I see myself lying on a couch beginning The Rat-A-Tat Mystery.  In the holiday street we’d bought an Enid Blyton book each.  They were books with covers, perhaps 2cm thick – real books.  On the same day I begin, I see myself finishing.  I could read a book in a day; a small step for one man, a giant leap for mankind.  I was accomplished.

And the next pivotal book was Lord of the Rings.  Again it was summer holidays, but this time in the ‘burbs with all the blinds down to keep the house cool.  Conveniently it came in three volumes.  Second in line, I waited for the first to be finished.  Day after day I strode through the threatening darkness in Middle Earth, finding rare refuge in the protected nature of the Elven domains.  So large, it created a new and permanent experience of life through which I could respond.  I have an Elven domain to look after.

There was Cat’s Eye, a book about girl bullying which gave me closure on the teenage years a decade after the experience.

Coming into self, “Women Who Run with the Wolves”.

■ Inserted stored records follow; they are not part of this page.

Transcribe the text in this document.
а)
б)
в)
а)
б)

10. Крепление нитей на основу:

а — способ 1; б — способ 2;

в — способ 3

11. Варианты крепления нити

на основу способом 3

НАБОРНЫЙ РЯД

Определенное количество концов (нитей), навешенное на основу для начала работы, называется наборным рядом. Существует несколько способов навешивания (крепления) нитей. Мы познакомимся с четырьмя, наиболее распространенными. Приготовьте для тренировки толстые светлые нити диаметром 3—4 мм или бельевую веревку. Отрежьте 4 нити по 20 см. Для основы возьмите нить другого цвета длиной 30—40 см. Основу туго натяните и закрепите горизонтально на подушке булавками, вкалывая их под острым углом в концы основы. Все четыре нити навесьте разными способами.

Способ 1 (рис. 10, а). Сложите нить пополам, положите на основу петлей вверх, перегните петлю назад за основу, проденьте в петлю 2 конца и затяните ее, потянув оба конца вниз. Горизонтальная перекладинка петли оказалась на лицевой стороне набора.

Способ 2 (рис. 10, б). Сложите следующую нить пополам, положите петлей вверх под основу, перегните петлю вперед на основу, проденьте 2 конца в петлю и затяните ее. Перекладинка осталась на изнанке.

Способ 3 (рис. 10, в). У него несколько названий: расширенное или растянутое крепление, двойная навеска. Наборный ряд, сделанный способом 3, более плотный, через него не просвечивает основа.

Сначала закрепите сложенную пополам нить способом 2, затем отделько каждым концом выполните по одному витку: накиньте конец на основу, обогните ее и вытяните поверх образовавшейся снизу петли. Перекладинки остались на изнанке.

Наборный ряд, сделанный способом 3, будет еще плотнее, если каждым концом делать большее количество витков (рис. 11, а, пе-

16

Women who apparently run with wolves

amazing photo of wolf-running woman next to Towering Inferno book

Becoming a Masterchef: an unnamed recipe book on Muffins.  With dedication I had meticulously followed directions in other books and had so many failures.  I think people publish the ‘bad recipes’ so no-one steals the good ones.  But the raspberry and white chocolate muffin success said it wasn’t all me.

Defining the breastfeeding years:  The Very Hungry Caterpillar – a counting book with holes in the pages that each child in turn loved to read.

Digging out the deeper traumas:  The God of Small Things.  I’d encouraged the book group to read this one so I had some people to debrief with over it.

Movies – Towering Inferno for my first suspense horror (and how that moment was extended into reality years later!), and Gallipoli – I couldn’t leave the auditorium because I couldn’t stop crying.

Well, that’s some from me.  No doubt more will come in time.  But it’s your turn.

“Books, articles or movies you’d refer to in an autobiography, and why”.  Next.